01 D-element-number PIC 9(04)

Now,

Move Employee-number to D-element-number

Then I write this D-element-number to a file

value read from input file is :

0013 
0024

so this value comes to Employee-number and Employee-number-x and I move this value to D-Element-number and write this variable to a output file.

But I get this in the output file:

4660
FFFF
4660

4660 is the decimal equivalent of X'1234'

But I want to see something like:

1234
FFFF
1234

How can I achieve this ?

I am allowed to change the definition of D-element-number but nothing else.

Answer

Bill Woodger picture Bill Woodger · Aug 19, 2013

Assuming that when you have X'00001234' you want C'00001234', have a look here. http://ibmmainframes.com/viewtopic.php?p=234231#234231

Ignore the rest of the discussion for now, just concentrate on that post.

This is the key part:

       PERFORM UNTIL X-WS-1000 > X-WS-1000-MAX
           MOVE WS-1000-BYTE-TBL (X-WS-1000)
                                   TO WS-PACKED-X (1:1)
           MOVE WS-PACKED          TO WS-DISPLAY
           MOVE WS-DISPLAY-X       TO WS-2000-BYTE-TBL (X-WS-2000)
           SET  X-WS-1000          UP BY 1
           SET  X-WS-2000          UP BY 1
       END-PERFORM

You need the exact storage definitions to go with it (don't "correct" anything).

It works by getting the compiler to use the "unpack" instruction (UNPK).

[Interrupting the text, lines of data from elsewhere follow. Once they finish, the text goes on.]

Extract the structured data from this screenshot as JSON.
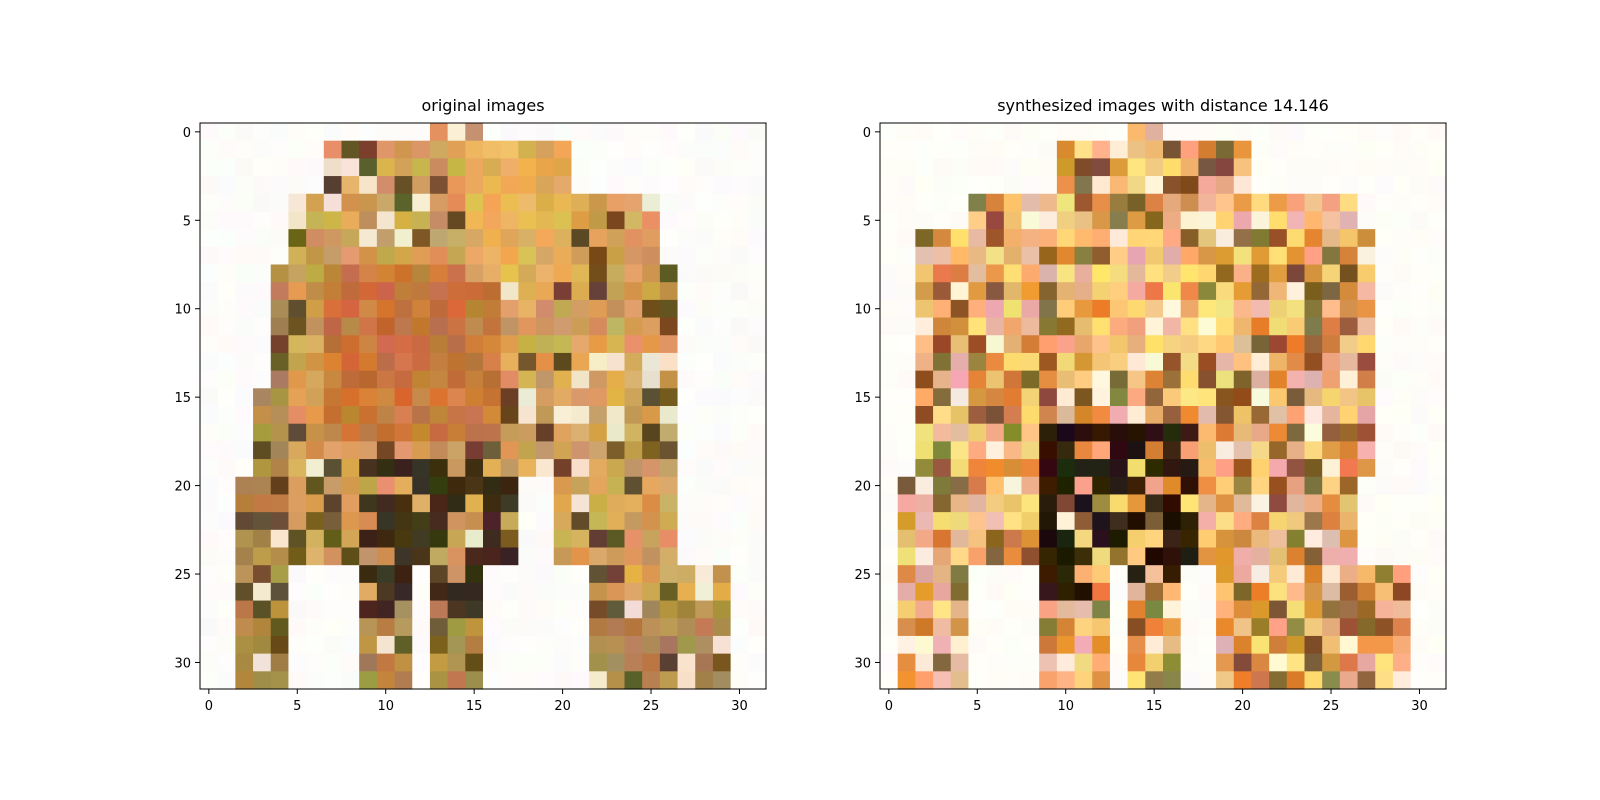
{
  "chart_data": [
    {
      "type": "heatmap",
      "title": "original images",
      "image_size": [
        32,
        32
      ],
      "x_ticks": [
        "0",
        "5",
        "10",
        "15",
        "20",
        "25",
        "30"
      ],
      "y_ticks": [
        "0",
        "5",
        "10",
        "15",
        "20",
        "25",
        "30"
      ],
      "xlim": [
        -0.5,
        31.5
      ],
      "ylim": [
        31.5,
        -0.5
      ],
      "colors": {
        "background": "#fdfcfa",
        "outline": "#b08a4e",
        "tan": "#d4a15a",
        "gold": "#e3b25a",
        "orange": "#c9783f",
        "dark": "#3f2f1a",
        "shadow": "#6a5028",
        "light": "#f1e6cf"
      }
    },
    {
      "type": "heatmap",
      "title": "synthesized images with distance 14.146",
      "image_size": [
        32,
        32
      ],
      "x_ticks": [
        "0",
        "5",
        "10",
        "15",
        "20",
        "25",
        "30"
      ],
      "y_ticks": [
        "0",
        "5",
        "10",
        "15",
        "20",
        "25",
        "30"
      ],
      "xlim": [
        -0.5,
        31.5
      ],
      "ylim": [
        31.5,
        -0.5
      ],
      "colors": {
        "background": "#fffdf8",
        "peach": "#f6b27a",
        "yellow": "#fbd77a",
        "orange": "#e08a3c",
        "brown": "#8a5a2e",
        "dark": "#2c1b0a",
        "pink": "#e9b3a7",
        "olive": "#8d7a3a",
        "light": "#fff1d9"
      }
    }
  ]
}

This one is working one byte at a time, so simple to explain.

X'12' (an example on-byte field) is put in a two-byte field. X'12ii' (where the value of ii is "irrelevant").

UNPK will then turn this "packed" number into a "zoned" number. A "Zone" is the first four bts of a byte, and for a Zoned number, the four bits are all set to one. So you get an F. Then you get the left-most digit from the first byte. Then you get the second output byte, first four bits set to F, then the second input digit.

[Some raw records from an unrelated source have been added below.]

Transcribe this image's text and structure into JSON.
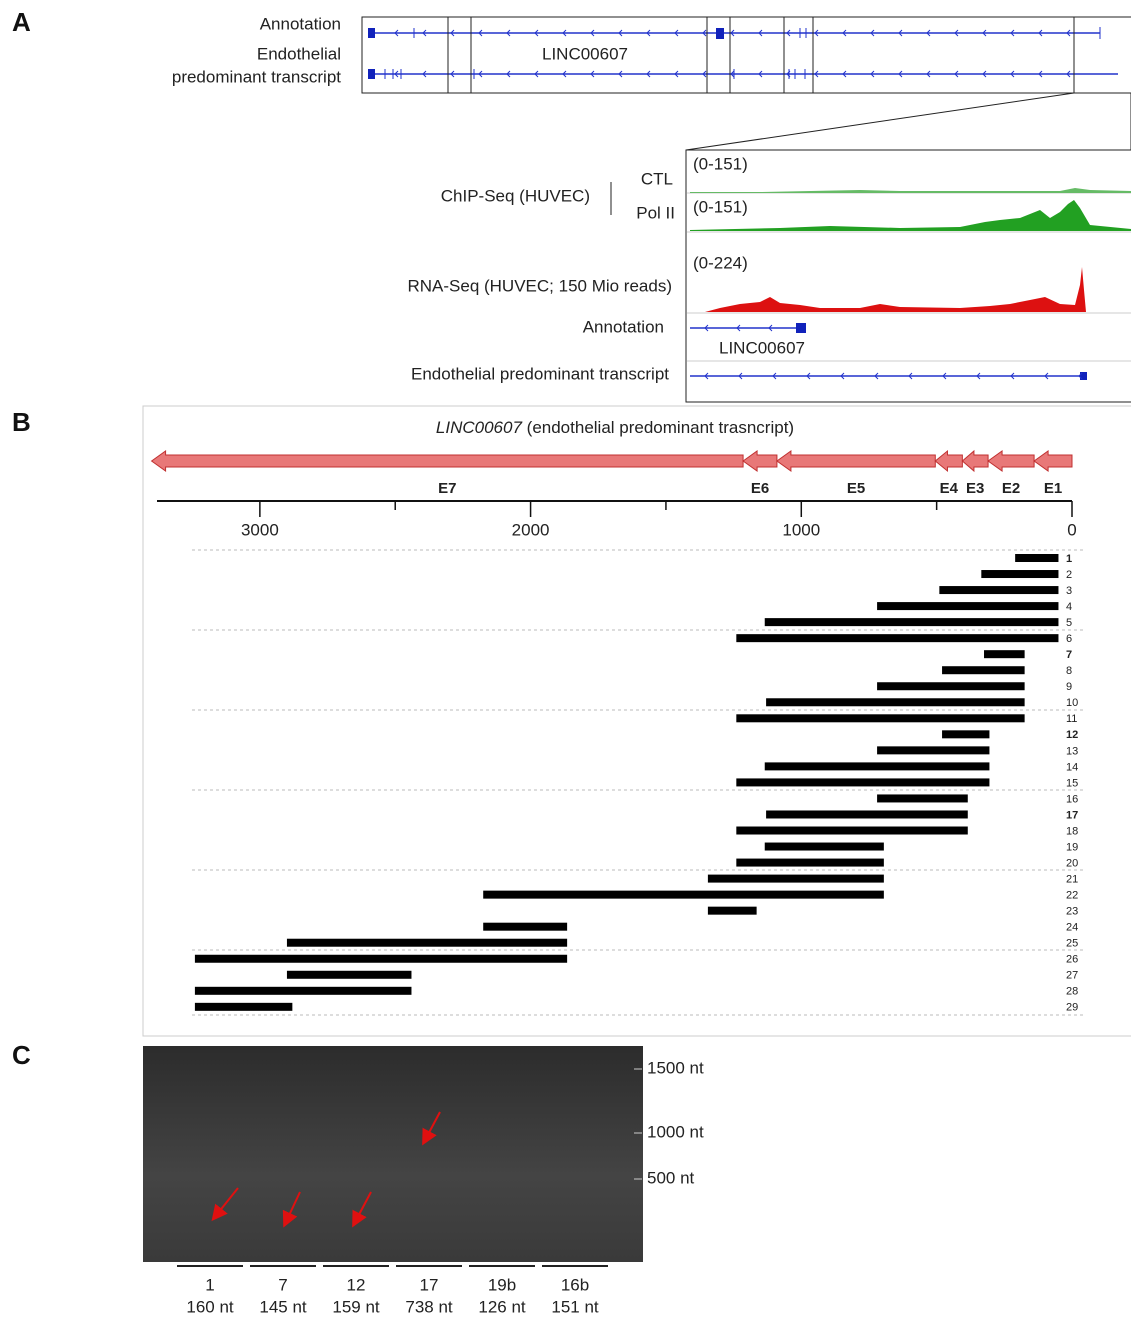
{
  "panel_a": {
    "label": "A",
    "overview": {
      "annotation": "Annotation",
      "endothelial_lines": [
        "Endothelial",
        "predominant transcript"
      ],
      "gene": "LINC00607"
    },
    "zoom": {
      "ctl_range": "(0-151)",
      "ctl": "CTL",
      "chip": "ChIP-Seq (HUVEC)",
      "pol2_range": "(0-151)",
      "pol2": "Pol II",
      "rna_range": "(0-224)",
      "rna": "RNA-Seq (HUVEC; 150 Mio reads)",
      "annotation": "Annotation",
      "gene": "LINC00607",
      "endothelial": "Endothelial predominant transcript"
    }
  },
  "panel_b": {
    "label": "B",
    "title_gene": "LINC00607",
    "title_rest": "(endothelial predominant trasncript)",
    "xlim": [
      3380,
      0
    ],
    "xticks": [
      3000,
      2000,
      1000,
      0
    ],
    "minor_ticks": [
      2500,
      1500,
      500
    ],
    "exons": [
      {
        "name": "E7",
        "start": 1215,
        "end": 3400
      },
      {
        "name": "E6",
        "start": 1090,
        "end": 1215
      },
      {
        "name": "E5",
        "start": 505,
        "end": 1090
      },
      {
        "name": "E4",
        "start": 405,
        "end": 505
      },
      {
        "name": "E3",
        "start": 310,
        "end": 405
      },
      {
        "name": "E2",
        "start": 140,
        "end": 310
      },
      {
        "name": "E1",
        "start": 0,
        "end": 140
      }
    ],
    "fragments": [
      {
        "label": "1",
        "start": 50,
        "end": 210,
        "bold": true
      },
      {
        "label": "2",
        "start": 50,
        "end": 335
      },
      {
        "label": "3",
        "start": 50,
        "end": 490
      },
      {
        "label": "4",
        "start": 50,
        "end": 720
      },
      {
        "label": "5",
        "start": 50,
        "end": 1135
      },
      {
        "label": "6",
        "start": 50,
        "end": 1240
      },
      {
        "label": "7",
        "start": 175,
        "end": 325,
        "bold": true
      },
      {
        "label": "8",
        "start": 175,
        "end": 480
      },
      {
        "label": "9",
        "start": 175,
        "end": 720
      },
      {
        "label": "10",
        "start": 175,
        "end": 1130
      },
      {
        "label": "11",
        "start": 175,
        "end": 1240
      },
      {
        "label": "12",
        "start": 305,
        "end": 480,
        "bold": true
      },
      {
        "label": "13",
        "start": 305,
        "end": 720
      },
      {
        "label": "14",
        "start": 305,
        "end": 1135
      },
      {
        "label": "15",
        "start": 305,
        "end": 1240
      },
      {
        "label": "16",
        "start": 385,
        "end": 720
      },
      {
        "label": "17",
        "start": 385,
        "end": 1130,
        "bold": true
      },
      {
        "label": "18",
        "start": 385,
        "end": 1240
      },
      {
        "label": "19",
        "start": 695,
        "end": 1135
      },
      {
        "label": "20",
        "start": 695,
        "end": 1240
      },
      {
        "label": "21",
        "start": 695,
        "end": 1345
      },
      {
        "label": "22",
        "start": 695,
        "end": 2175
      },
      {
        "label": "23",
        "start": 1165,
        "end": 1345
      },
      {
        "label": "24",
        "start": 1865,
        "end": 2175
      },
      {
        "label": "25",
        "start": 1865,
        "end": 2900
      },
      {
        "label": "26",
        "start": 1865,
        "end": 3240
      },
      {
        "label": "27",
        "start": 2440,
        "end": 2900
      },
      {
        "label": "28",
        "start": 2440,
        "end": 3240
      },
      {
        "label": "29",
        "start": 2880,
        "end": 3240
      }
    ]
  },
  "panel_c": {
    "label": "C",
    "markers": [
      "1500 nt",
      "1000 nt",
      "500 nt"
    ],
    "lanes": [
      {
        "name": "1",
        "size": "160 nt"
      },
      {
        "name": "7",
        "size": "145 nt"
      },
      {
        "name": "12",
        "size": "159 nt"
      },
      {
        "name": "17",
        "size": "738 nt"
      },
      {
        "name": "19b",
        "size": "126 nt"
      },
      {
        "name": "16b",
        "size": "151 nt"
      }
    ]
  }
}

Then the UNPK continues with the final byte, which contains one irrelevant digit, and an irrelevant sign. For a Zoned number, the sign and right-most digit occupy the same byte (the sign in the zone) so you get a whole byte of irrelevance.

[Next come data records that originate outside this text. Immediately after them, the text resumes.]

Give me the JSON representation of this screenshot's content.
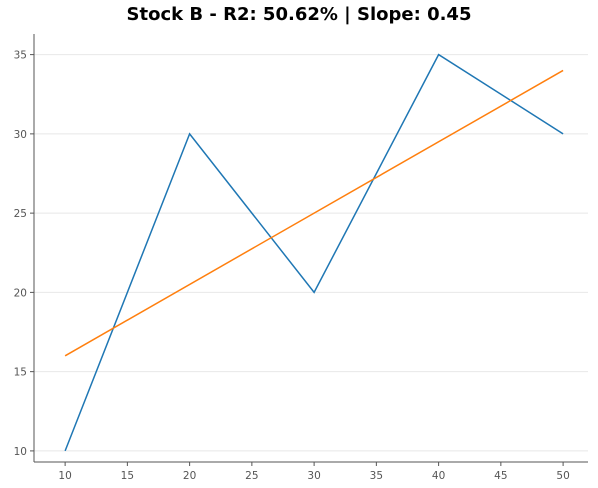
{
  "chart_data": {
    "type": "line",
    "title": "Stock B - R2: 50.62% | Slope: 0.45",
    "xlabel": "",
    "ylabel": "",
    "xlim": [
      7.5,
      52
    ],
    "ylim": [
      9.3,
      36.3
    ],
    "x_ticks": [
      10,
      15,
      20,
      25,
      30,
      35,
      40,
      45,
      50
    ],
    "y_ticks": [
      10,
      15,
      20,
      25,
      30,
      35
    ],
    "grid": "horizontal",
    "legend": "none",
    "series": [
      {
        "x": [
          10,
          20,
          30,
          40,
          50
        ],
        "values": [
          10,
          30,
          20,
          35,
          30
        ],
        "color": "#1f77b4"
      },
      {
        "x": [
          10,
          50
        ],
        "values": [
          16,
          34
        ],
        "color": "#ff7f0e"
      }
    ]
  }
}
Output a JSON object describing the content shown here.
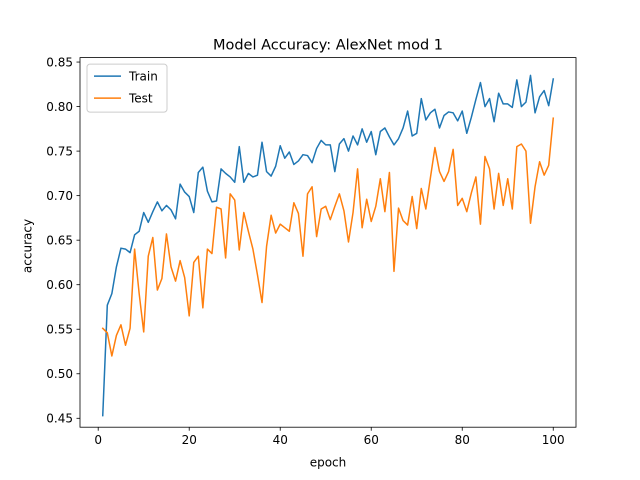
{
  "chart_data": {
    "type": "line",
    "title": "Model Accuracy: AlexNet mod 1",
    "xlabel": "epoch",
    "ylabel": "accuracy",
    "xlim": [
      -4,
      105
    ],
    "ylim": [
      0.44,
      0.855
    ],
    "xticks": [
      0,
      20,
      40,
      60,
      80,
      100
    ],
    "yticks": [
      0.45,
      0.5,
      0.55,
      0.6,
      0.65,
      0.7,
      0.75,
      0.8,
      0.85
    ],
    "grid": false,
    "legend_position": "top-left",
    "colors": {
      "Train": "#1f77b4",
      "Test": "#ff7f0e"
    },
    "x": [
      1,
      2,
      3,
      4,
      5,
      6,
      7,
      8,
      9,
      10,
      11,
      12,
      13,
      14,
      15,
      16,
      17,
      18,
      19,
      20,
      21,
      22,
      23,
      24,
      25,
      26,
      27,
      28,
      29,
      30,
      31,
      32,
      33,
      34,
      35,
      36,
      37,
      38,
      39,
      40,
      41,
      42,
      43,
      44,
      45,
      46,
      47,
      48,
      49,
      50,
      51,
      52,
      53,
      54,
      55,
      56,
      57,
      58,
      59,
      60,
      61,
      62,
      63,
      64,
      65,
      66,
      67,
      68,
      69,
      70,
      71,
      72,
      73,
      74,
      75,
      76,
      77,
      78,
      79,
      80,
      81,
      82,
      83,
      84,
      85,
      86,
      87,
      88,
      89,
      90,
      91,
      92,
      93,
      94,
      95,
      96,
      97,
      98,
      99,
      100
    ],
    "series": [
      {
        "name": "Train",
        "values": [
          0.453,
          0.577,
          0.59,
          0.62,
          0.641,
          0.64,
          0.636,
          0.656,
          0.66,
          0.681,
          0.67,
          0.682,
          0.693,
          0.683,
          0.689,
          0.684,
          0.674,
          0.713,
          0.704,
          0.699,
          0.681,
          0.726,
          0.732,
          0.705,
          0.693,
          0.694,
          0.73,
          0.725,
          0.721,
          0.715,
          0.755,
          0.715,
          0.725,
          0.721,
          0.723,
          0.76,
          0.727,
          0.722,
          0.733,
          0.756,
          0.742,
          0.749,
          0.735,
          0.739,
          0.746,
          0.745,
          0.737,
          0.753,
          0.762,
          0.757,
          0.757,
          0.727,
          0.758,
          0.764,
          0.75,
          0.767,
          0.757,
          0.775,
          0.76,
          0.772,
          0.746,
          0.772,
          0.776,
          0.766,
          0.757,
          0.764,
          0.776,
          0.795,
          0.767,
          0.77,
          0.809,
          0.785,
          0.793,
          0.797,
          0.776,
          0.79,
          0.794,
          0.793,
          0.784,
          0.795,
          0.77,
          0.788,
          0.808,
          0.827,
          0.8,
          0.809,
          0.783,
          0.815,
          0.803,
          0.803,
          0.799,
          0.83,
          0.8,
          0.805,
          0.835,
          0.793,
          0.811,
          0.818,
          0.801,
          0.831
        ]
      },
      {
        "name": "Test",
        "values": [
          0.551,
          0.546,
          0.52,
          0.543,
          0.555,
          0.532,
          0.551,
          0.64,
          0.59,
          0.547,
          0.632,
          0.653,
          0.594,
          0.607,
          0.657,
          0.62,
          0.604,
          0.627,
          0.608,
          0.565,
          0.625,
          0.632,
          0.574,
          0.64,
          0.635,
          0.687,
          0.685,
          0.63,
          0.702,
          0.695,
          0.639,
          0.681,
          0.66,
          0.64,
          0.611,
          0.58,
          0.643,
          0.678,
          0.658,
          0.668,
          0.664,
          0.66,
          0.692,
          0.68,
          0.632,
          0.702,
          0.71,
          0.654,
          0.685,
          0.688,
          0.673,
          0.688,
          0.702,
          0.683,
          0.648,
          0.681,
          0.73,
          0.664,
          0.696,
          0.671,
          0.688,
          0.719,
          0.682,
          0.726,
          0.615,
          0.686,
          0.672,
          0.667,
          0.699,
          0.663,
          0.708,
          0.685,
          0.72,
          0.754,
          0.727,
          0.716,
          0.727,
          0.752,
          0.689,
          0.697,
          0.682,
          0.703,
          0.721,
          0.668,
          0.744,
          0.73,
          0.685,
          0.725,
          0.689,
          0.719,
          0.685,
          0.755,
          0.758,
          0.75,
          0.669,
          0.71,
          0.738,
          0.723,
          0.734,
          0.787
        ]
      }
    ]
  }
}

X'12' -> X'12ii' -> X'F1F1ii'.

The first two bytes of the three-byte output are C'12'.

Nos, what is all fine for numbers, but letters make a mess:

X'AB' -> X'ABii' -> X'FAFBii'

Although F and a digits gives a displayable number, for F and a letter, the result does not mean much directly.

Now the INSPECT ... CONVERTING comes to the rescue: FA gets translated to C'A' (X'C1), and the same for the letters through to F.

Your results after the CONVERTING will be C'AB'.

Should give you enough to work on.

There are other methods, but this is a fair COBOL approximation to the classic Assembler technique with UNPK and a TRANSLATE (TR) and a table of translation values.

If you use your favourite search engine. you should be able to fine more methods, using calculation (more than one), table-lookups, I've even seen a 256-WHEN EVALUATE that "works", but I guess it is a little on the "slow" side.

Thinking further, you actually have a BCD (Binary Coded Decimal) don't you? This is a Packed Decimal, without the sign. You don't have any alphas in your field.

This is even simpler to convert.

01  the-converted-value PACKED-DECIMAL PIC 9(8)V9 VALUE ZERO.
01  FILLER REDEFINES the-converted-value.
    05  the-binary-value PIC X(4).
    05  FILLER PIC X.

MOVE Employee-number-x TO the-binary-value
MOVE the-converted-value TO D-element-number (with Gilbert's correction to PIC 9(8)).

The "decimal place" is the ii, the ignore value and ignore sign. You no longer need the INSPECT ... CONVERTING ... as you only have numeric digits. If you have a BCD...

A really good way for you to have answered your own question would have been to find out how the number was created in the binary field in the first place.